Tuesday, July 9, 2013


I seem to be having a lot of trouble focusing this year. It's gotten so bad that at the beginning of this month i sat down and wrote up a list of the ONLY books i was going to allow myself read this month and in August. There are a few books that i enjoy and want to get through before starting anything new.

Imagine my surprise, then, when i realized last night that i had completely forgone the almighty list and spent the day with two new books! (hanging my head in shame...)

The first, "How to Practice Dharma: Teachings on the Eight Worldly Dharmas," by Lama Zopa Rinpoche, has been yelling at me to start it for months. The second, i simply stumbled on. I don't even remember what i was looking for yesterday, but in the online search results up popped a link to a pdf copy of the book "The Shape of Inner Science: String Theory And The Geometry of The Universe's Hidden Dimensions," by Shing-Tung Yau and Steve Nadis. I had never heard of the book, but when i first opened the file all i had seen was "The Shape of Inner Science," and i thought this was about consciousness, the mind, or something along those lines.

Well, my original list is now in the dust bin as i can't stop. Both books are just too exciting to put down. And lest you think that they have nothing in common, consider these tidbits from Inner Science, where the author is discussing Einstein's use of Reimannian Geometry in his development of his General Theory of Relativity.

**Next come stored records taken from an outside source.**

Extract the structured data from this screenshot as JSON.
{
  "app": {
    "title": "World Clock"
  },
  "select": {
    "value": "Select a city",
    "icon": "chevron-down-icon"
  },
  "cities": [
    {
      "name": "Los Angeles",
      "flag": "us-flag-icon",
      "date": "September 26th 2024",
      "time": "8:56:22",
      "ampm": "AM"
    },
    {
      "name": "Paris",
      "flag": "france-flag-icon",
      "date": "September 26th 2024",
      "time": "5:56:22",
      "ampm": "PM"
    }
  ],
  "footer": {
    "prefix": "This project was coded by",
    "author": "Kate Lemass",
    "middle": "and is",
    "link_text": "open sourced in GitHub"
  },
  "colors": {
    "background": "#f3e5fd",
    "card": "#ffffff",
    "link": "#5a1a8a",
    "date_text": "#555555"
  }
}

"Equipped with Riemann’s metric tensor, Einstein worked out the shape and other properties—the geometry, in other words—of his newly conceived spacetime. And the resulting synthesis of geometry and physics, culminating in the famous Einstein field equation, illustrates that gravity—the force that shapes the cosmos on the largest scales—can be regarded as a kind of illusion caused by the curvature of space and time."

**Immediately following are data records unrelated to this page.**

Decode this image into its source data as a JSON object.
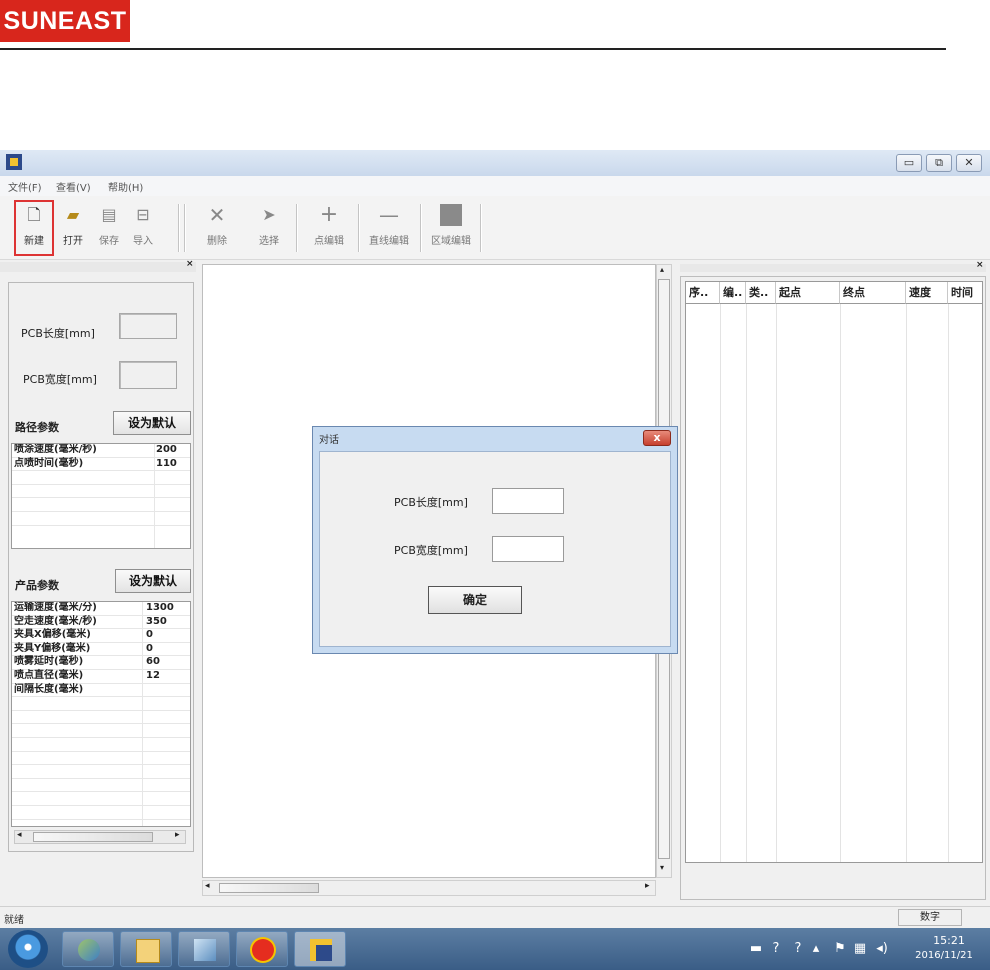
{
  "brand": {
    "logo_text": "SUNEAST"
  },
  "window": {
    "controls": {
      "minimize": "▭",
      "restore": "⧉",
      "close": "✕"
    }
  },
  "menu": [
    "文件(F)",
    "查看(V)",
    "帮助(H)"
  ],
  "toolbar": {
    "group1": [
      {
        "label": "新建",
        "icon": "new-file-icon"
      },
      {
        "label": "打开",
        "icon": "open-folder-icon"
      },
      {
        "label": "保存",
        "icon": "save-icon"
      },
      {
        "label": "导入",
        "icon": "import-icon"
      }
    ],
    "group2": [
      {
        "label": "删除",
        "icon": "delete-x-icon"
      },
      {
        "label": "选择",
        "icon": "cursor-arrow-icon"
      },
      {
        "label": "点编辑",
        "icon": "crosshair-icon"
      },
      {
        "label": "直线编辑",
        "icon": "line-icon"
      },
      {
        "label": "区域编辑",
        "icon": "area-square-icon"
      }
    ]
  },
  "left_panel": {
    "pcb_length_label": "PCB长度[mm]",
    "pcb_width_label": "PCB宽度[mm]",
    "path_title": "路径参数",
    "path_default_button": "设为默认",
    "path_params": [
      {
        "name": "喷涂速度(毫米/秒)",
        "value": "200"
      },
      {
        "name": "点喷时间(毫秒)",
        "value": "110"
      }
    ],
    "product_title": "产品参数",
    "product_default_button": "设为默认",
    "product_params": [
      {
        "name": "运输速度(毫米/分)",
        "value": "1300"
      },
      {
        "name": "空走速度(毫米/秒)",
        "value": "350"
      },
      {
        "name": "夹具X偏移(毫米)",
        "value": "0"
      },
      {
        "name": "夹具Y偏移(毫米)",
        "value": "0"
      },
      {
        "name": "喷雾延时(毫秒)",
        "value": "60"
      },
      {
        "name": "喷点直径(毫米)",
        "value": "12"
      },
      {
        "name": "间隔长度(毫米)",
        "value": ""
      }
    ]
  },
  "right_table": {
    "headers": [
      "序..",
      "编..",
      "类..",
      "起点",
      "终点",
      "速度",
      "时间"
    ]
  },
  "dialog": {
    "title": "对话",
    "close_label": "x",
    "pcb_length_label": "PCB长度[mm]",
    "pcb_width_label": "PCB宽度[mm]",
    "ok_button": "确定"
  },
  "statusbar": {
    "left_text": "就绪",
    "num_indicator": "数字"
  },
  "taskbar": {
    "clock_time": "15:21",
    "clock_date": "2016/11/21"
  },
  "colors": {
    "logo_red": "#d8261c",
    "highlight_red": "#dd3333",
    "dialog_frame": "#c7dbf1"
  }
}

Or this, in the next paragraph:

"Suppose that two people start at different spots on the equator and set out at the same speed toward the north pole, moving along longitudinal lines. As time goes on, they get closer and closer to each other. They may think they are affected by some invisible force that’s drawing them together. But another way to think of it is that the assumed force is really a consequence of the geometry of the earth and that there’s actually no force at all."

Gravity is an illusion? Assumed forces can be the consequence of the geometry of the space you inhabit? The next time someone questions the idea of emptiness and the idea that conventional reality is an illusion, ask your listener if they believe in physics and mathematics.

Two great books to spend the rest of the week with!

P.S., Yesterday it was 100% fine, today it looks like the top of my cherry blossom tree is dying. :-(


Steve Finnell said...


Lao Bendan said...

Thanks for the invitation. Am i missing something? I don't see that you are following my Buddhist blog. ????

If you are just spamming everyone trying to get followers, i admit that surprises me. How, in any way, could someone with any true religious beliefs think that spamming people is justified in their religion.


William Kendall said...

Steve is a bloody hypocrite of a spammer who's been doing this for years. Self righteous prat who should do the universe a favour and stop breathing. He turned up at a blog I follow today. Too bad he's still alive.

Lao Bendan said...

Well, i certainly wouldn't go as far as that. Everyone has the right to be alive, even if they are worthless spammers. I'd simply say, too bad he's still active and allowed to use a computer. But, i wish him the best of lives no matter what he's done.